How to find out that SMTP server is in open relay?

As juwi has in his answer, just make a network connection to tcp/25 of the server in question. You can use telnet for that, or netcat.

Here's an example of an SMTP transaction:

http://en.wikipedia.org/wiki/Simple_Mail_Transfer_Protocol#SMTP_transport_example

A relay is closed if it fails after you try to submit a RCPT that the server is not configured to accept. A relay is open if it accepts whatever domain you specify in an RCPT line.

I don't know what the nmap scan is doing to determine whether you have an open relay. One thing to keep in mind is that your SMTP server may be configured to accept all traffic from the IP you're testing from, so, yes, it's open, but not to the rest of the world, so that may be OK. You should run the test from a remote box to be sure.

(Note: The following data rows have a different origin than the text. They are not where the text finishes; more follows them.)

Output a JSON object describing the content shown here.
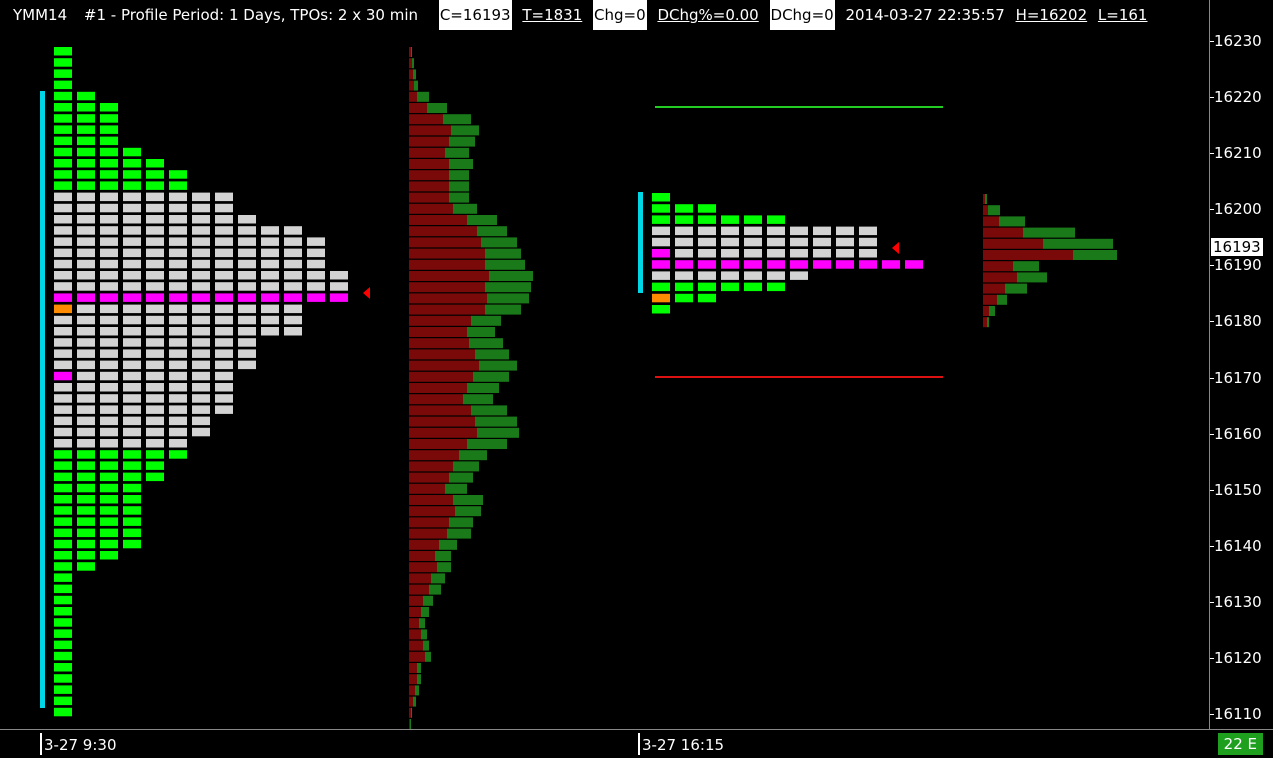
{
  "header": {
    "symbol": "YMM14",
    "description": "#1 - Profile Period: 1 Days, TPOs: 2 x 30 min",
    "close": "C=16193",
    "trades": "T=1831",
    "change": "Chg=0",
    "dchg_pct": "DChg%=0.00",
    "dchg": "DChg=0",
    "datetime": "2014-03-27 22:35:57",
    "high": "H=16202",
    "low": "L=161"
  },
  "y_axis": {
    "ticks": [
      "16230",
      "16220",
      "16210",
      "16200",
      "16190",
      "16180",
      "16170",
      "16160",
      "16150",
      "16140",
      "16130",
      "16120",
      "16110"
    ],
    "current_price": "16193"
  },
  "x_axis": {
    "labels": [
      "3-27  9:30",
      "3-27  16:15"
    ]
  },
  "status": {
    "badge": "22 E"
  },
  "colors": {
    "tpo_green": "#00ff00",
    "tpo_gray": "#d3d3d3",
    "poc_magenta": "#ff00ff",
    "open_orange": "#ff8c00",
    "value_area_bar": "#00d7e6",
    "bid_volume": "#7a0a0a",
    "ask_volume": "#1a7a1a",
    "high_line": "#22cc22",
    "low_line": "#dd1111",
    "poc_marker": "#ff0000"
  }
}
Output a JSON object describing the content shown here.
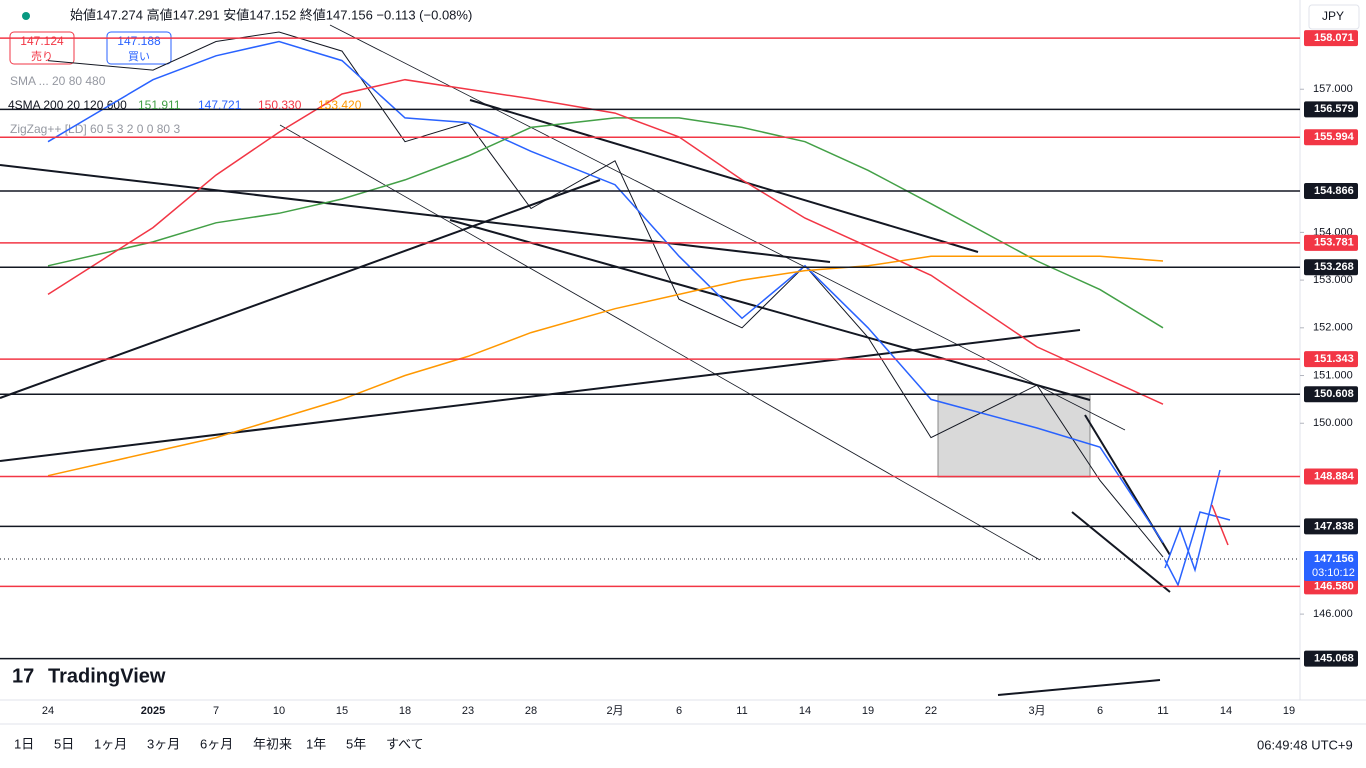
{
  "chart_data": {
    "type": "line",
    "categories": [
      "24",
      "2025",
      "7",
      "10",
      "15",
      "18",
      "23",
      "28",
      "2月",
      "6",
      "11",
      "14",
      "19",
      "22",
      "3月",
      "6",
      "11",
      "14",
      "19"
    ],
    "series": [
      {
        "name": "close",
        "color": "#131722",
        "values": [
          157.6,
          157.4,
          158.0,
          158.2,
          157.8,
          155.9,
          156.3,
          154.5,
          155.5,
          152.6,
          152.0,
          153.3,
          151.8,
          149.7,
          150.8,
          148.8,
          147.2,
          null,
          null
        ]
      },
      {
        "name": "SMA 20",
        "color": "#2962ff",
        "values": [
          155.9,
          157.2,
          157.7,
          158.0,
          157.6,
          156.4,
          156.3,
          155.7,
          155.0,
          153.5,
          152.2,
          153.3,
          152.0,
          150.5,
          149.9,
          149.5,
          147.5,
          null,
          null
        ]
      },
      {
        "name": "SMA 120",
        "color": "#43a047",
        "values": [
          153.3,
          153.8,
          154.2,
          154.4,
          154.7,
          155.1,
          155.6,
          156.2,
          156.4,
          156.4,
          156.2,
          155.9,
          155.3,
          154.6,
          153.4,
          152.8,
          152.0,
          null,
          null
        ]
      },
      {
        "name": "SMA 200",
        "color": "#f23645",
        "values": [
          152.7,
          154.1,
          155.2,
          156.1,
          156.9,
          157.2,
          157.0,
          156.8,
          156.5,
          156.0,
          155.1,
          154.3,
          153.7,
          153.1,
          151.6,
          151.0,
          150.4,
          null,
          null
        ]
      },
      {
        "name": "SMA 600",
        "color": "#ff9800",
        "values": [
          148.9,
          149.4,
          149.7,
          150.1,
          150.5,
          151.0,
          151.4,
          151.9,
          152.4,
          152.7,
          153.0,
          153.2,
          153.3,
          153.5,
          153.5,
          153.5,
          153.4,
          null,
          null
        ]
      }
    ],
    "levels": {
      "values": [
        158.071,
        156.579,
        155.994,
        154.866,
        153.781,
        153.268,
        151.343,
        150.608,
        148.884,
        147.838,
        146.58,
        145.068
      ],
      "value_labels": [
        "158.071",
        "156.579",
        "155.994",
        "154.866",
        "153.781",
        "153.268",
        "151.343",
        "150.608",
        "148.884",
        "147.838",
        "146.580",
        "145.068"
      ],
      "colors": [
        "#f23645",
        "#131722",
        "#f23645",
        "#131722",
        "#f23645",
        "#131722",
        "#f23645",
        "#131722",
        "#f23645",
        "#131722",
        "#f23645",
        "#131722"
      ]
    },
    "last_price": 147.156,
    "countdown": "03:10:12",
    "last_color": "#2962ff",
    "ylim": [
      144.2,
      158.87
    ],
    "yticks": [
      {
        "value": 146,
        "label": "146.000"
      },
      {
        "value": 150,
        "label": "150.000"
      },
      {
        "value": 151,
        "label": "151.000"
      },
      {
        "value": 152,
        "label": "152.000"
      },
      {
        "value": 153,
        "label": "153.000"
      },
      {
        "value": 154,
        "label": "154.000"
      },
      {
        "value": 157,
        "label": "157.000"
      }
    ],
    "grid": false
  },
  "ui": {
    "ohlc": "始値147.274 高値147.291 安値147.152 終値147.156 −0.113 (−0.08%)",
    "sell_price": "147.124",
    "sell": "売り",
    "buy_price": "147.188",
    "buy": "買い",
    "indicator1": "SMA ... 20 80 480",
    "indicator2": "4SMA 200 20 120 600",
    "sma_values": [
      "151.911",
      "147.721",
      "150.330",
      "153.420"
    ],
    "indicator3": "ZigZag++ [LD] 60 5 3 2 0 0 80 3",
    "currency": "JPY",
    "logo": "TradingView",
    "ranges": [
      "1日",
      "5日",
      "1ヶ月",
      "3ヶ月",
      "6ヶ月",
      "年初来",
      "1年",
      "5年",
      "すべて"
    ],
    "clock": "06:49:48 UTC+9"
  }
}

Microsoft procedure for detecting open relays - manual telnet commands, too much to post up here. http://support.microsoft.com/kb/324958

Automated test http://www.mailradar.com/openrelay/ However when I've used this with Microsoft IIS6, the tests with the email address surrounded with speechmarks (e.g. method 7 RCPT TO: <"[email protected]">) appear to fail but don't actually get sent out. If you find yourself in this situation you may wish to do further investigating of settings and actually verifying these aren't ending up somewhere you don't want them to. 178.209.36.55 however sails through all these tests.

Once you are happy you are not running an open relay, the next step is to ensure you aren't backscattering. Backscatter is when a third party sends an email to an undeliverable address with a forged sender header so a NDR is sent to the apparent sender (forged).

This often comes about as a result of a server configured to relay mail for a whole domain without a list of valid users so it will accept the email initially, then will not be able to relay it to a server with a list of valid users.

Simple test - I'm going to call your external personal email address [email protected] and your domain is domain.com

ehlo hotmail.com
mail from [email protected]
rcpt to:[email protected]
data
subject:subject
text
.

Then check the [email protected] account (probably in the junk folder) for a NDR from something like [email protected].


This is code I had in my script-folder. Can't remember where I got it. Credits to original author:

#!/usr/bin/perl -w
#Script to check for Open Relay EMAIL Servers on port 25
#Author: Felipe Ferreira  fel.h2o(at)gmail Date: 18/02/2009
#ref. http://www.perlmonks.org/index.pl?node_id=718552
#TODO: 
#1. Should get from a list of IPs, should report any Open servers to a .txt file
#smtp->code() and message() are the responses of the server!

use Net::SMTP;
my $host;
my $filename = "servers.txt";

#open .txt file with all servers names or IPs
#open($filehandle, "<" . $filename);
open FILE, "<servers.txt" or die $!;
while (my $host = <FILE>) {
    print "Testing: $host";
    my $smtp = Net::SMTP->new($host, 
        Hello => "admin", 
        Timeout => 3,
        Debug => 0);
    if (!$smtp) {       print STDOUT "No connection to $host \n";

    }
    else {
    $smtp->mail('[email protected]');
    $smtp->to('[email protected]')
       or 
       print "SERVIDOR OK: $host RCPT TO: ", $smtp->code(), " ", $smtp->message();
    if ($smtp->code() eq "250" ) {
       print "SERVIDOR CRITICAL: $host Tiene problema de OPEN RELAY!!!";
    }
#   $smtp->quit;    
    }
} #Next host
close FILE;

You can just log on manually using telnet on Port 25.

Then you say HELO and try MAIL FROM: <mailadress> next up RCPT TO: <mailaddress> At that point it should tell you that it rejected the address because it denied access if it is not an open relay. If it is open it will do what you just told it - send out an email.